Hatamian was intrigued and agreed to sign up. After her first visit with an obstetrician, she went over to the Ochsner “O Bar,” a part of the hospital modeled on the Apple Genius Bar. But instead of iPhones, the technologies on display included connected weight scales, blood pressure monitors and activity trackers.
The O Bar gave Hatamian a set of devices selected for pregnant mothers, including a wireless weight scale and a blood pressure cuff, as well as dipsticks and cups to measure protein levels in urine.
Throughout her pregnancy, she took readings of her weight and blood pressure about once or twice a week. If she forgot, her iPhone reminded her. The devices sent the readings to HealthKit, a secure container for storing medical data on her iPhone. (Ochsner’s system also supports Google‘s Android operating system.) From there it went to Ochsner’s electronic medical record system, provided by Epic, where it was shared with her doctors. If she had questions, she could reach out to them through Epic’s messaging app.
“[My doctors] told me they’d look at all my readings and if something stood out, I’d get a phone call,” she said. But so far, Hatamian’s results have all been normal, so she’ll skip three appointments out of the usual 14. That saves her from having to take time off from her job.
For patients like Hatamian, especially those on their second or third pregnancies, it’s a relief to get to avoid the hassle of driving to medical appointments just to check their weight and blood pressure.

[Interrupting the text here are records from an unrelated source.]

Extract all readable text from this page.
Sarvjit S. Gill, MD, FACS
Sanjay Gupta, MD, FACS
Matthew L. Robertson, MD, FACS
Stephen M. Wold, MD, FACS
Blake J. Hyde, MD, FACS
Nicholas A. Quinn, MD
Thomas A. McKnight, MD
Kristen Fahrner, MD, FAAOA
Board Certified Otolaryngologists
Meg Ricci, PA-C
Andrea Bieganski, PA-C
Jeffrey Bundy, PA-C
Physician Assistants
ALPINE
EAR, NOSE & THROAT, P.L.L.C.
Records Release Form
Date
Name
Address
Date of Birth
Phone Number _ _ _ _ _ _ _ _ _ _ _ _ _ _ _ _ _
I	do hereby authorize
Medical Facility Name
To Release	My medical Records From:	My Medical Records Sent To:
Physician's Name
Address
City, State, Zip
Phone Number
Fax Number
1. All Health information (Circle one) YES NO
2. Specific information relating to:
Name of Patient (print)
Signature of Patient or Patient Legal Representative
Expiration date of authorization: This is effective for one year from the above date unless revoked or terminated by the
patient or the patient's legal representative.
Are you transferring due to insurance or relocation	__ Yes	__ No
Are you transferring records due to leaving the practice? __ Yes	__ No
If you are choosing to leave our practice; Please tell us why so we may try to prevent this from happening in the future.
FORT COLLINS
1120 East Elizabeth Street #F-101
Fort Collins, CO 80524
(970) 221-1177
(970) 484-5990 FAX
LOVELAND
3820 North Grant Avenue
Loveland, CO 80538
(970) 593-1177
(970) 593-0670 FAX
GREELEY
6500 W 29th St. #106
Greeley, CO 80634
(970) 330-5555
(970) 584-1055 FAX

More broadly, the Connected MOM program represents a big step forward for future of patient care, which increasingly can be administered from the home and not just in the clinic.

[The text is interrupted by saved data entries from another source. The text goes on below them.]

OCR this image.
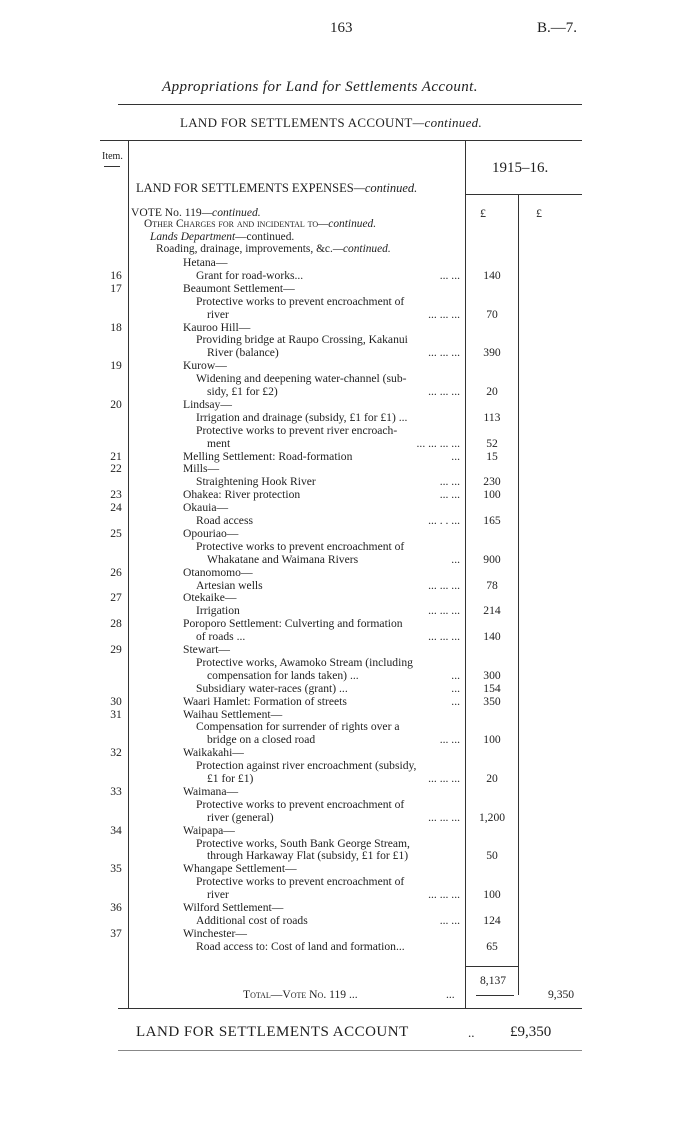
163	B.—7.
Appropriations for Land for Settlements Account.
LAND FOR SETTLEMENTS ACCOUNT—continued.
Item.
1915–16.
LAND FOR SETTLEMENTS EXPENSES—continued.
VOTE No. 119—continued.	£	£
Other Charges for and incidental to—continued.
Lands Department—continued.
Roading, drainage, improvements, &c.—continued.
Hetana—
16	Grant for road-works...	... ...	140
17	Beaumont Settlement—
Protective works to prevent encroachment of
river	... ... ...	70
18	Kauroo Hill—
Providing bridge at Raupo Crossing, Kakanui
River (balance)	... ... ...	390
19	Kurow—
Widening and deepening water-channel (sub-
sidy, £1 for £2)	... ... ...	20
20	Lindsay—
Irrigation and drainage (subsidy, £1 for £1) ...	113
Protective works to prevent river encroach-
ment	... ... ... ...	52
21	Melling Settlement: Road-formation	...	15
22	Mills—
Straightening Hook River	... ...	230
23	Ohakea: River protection	... ...	100
24	Okauia—
Road access	... . . ...	165
25	Opouriao—
Protective works to prevent encroachment of
Whakatane and Waimana Rivers	...	900
26	Otanomomo—
Artesian wells	... ... ...	78
27	Otekaike—
Irrigation	... ... ...	214
28	Poroporo Settlement: Culverting and formation
of roads ...	... ... ...	140
29	Stewart—
Protective works, Awamoko Stream (including
compensation for lands taken) ...	...	300
Subsidiary water-races (grant) ...	...	154
30	Waari Hamlet: Formation of streets	...	350
31	Waihau Settlement—
Compensation for surrender of rights over a
bridge on a closed road	... ...	100
32	Waikakahi—
Protection against river encroachment (subsidy,
£1 for £1)	... ... ...	20
33	Waimana—
Protective works to prevent encroachment of
river (general)	... ... ...	1,200
34	Waipapa—
Protective works, South Bank George Stream,
through Harkaway Flat (subsidy, £1 for £1)	50
35	Whangape Settlement—
Protective works to prevent encroachment of
river	... ... ...	100
36	Wilford Settlement—
Additional cost of roads	... ...	124
37	Winchester—
Road access to: Cost of land and formation...	65
8,137
Total—Vote No. 119 ...	...	9,350
LAND FOR SETTLEMENTS ACCOUNT	.. £9,350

Ochsner said it has recently enrolled its 1,000th patient in the program. Chief clinical transformation officer Dr. Richard Milani said the program is reducing in-person visits by an average of 25 percent to 30 percent. The hospital is also seeing some early indicators to suggest that it can identify a condition that occurs in pregnancy known as preeclampsia, although that needs to be studied in a more diverse set of patients.
The next step will be to open up the program to mothers with higher risk pregnancies, to find out whether more regular monitoring can make a difference.
“We’re realizing that we can keep tabs on our patients using technology at a higher frequency than we would in a purely analog world,” Milani said.
Ochsner is not alone in piloting this kind of technology. Jefferson Health in Philadelphia is looking at a similar program for pregnant women, said Stephen Klasko, president and CEO of Thomas Jefferson University and Jefferson Health. Klasko said it as an “ideal use case” for remote monitoring, but is also looking at other opportunities, like diabetes and other chronic ailments.
But Klasko warns that not all pregnant mothers can expect such a tech-driven experience. The health care industry can be slow to adopt new technologies, especially if it’s not clear how and whether everybody will get paid.
“There are early adopters for digital tools that are pushing the envelope, but the real turning point will be when patients start to demand them,” Klasko said.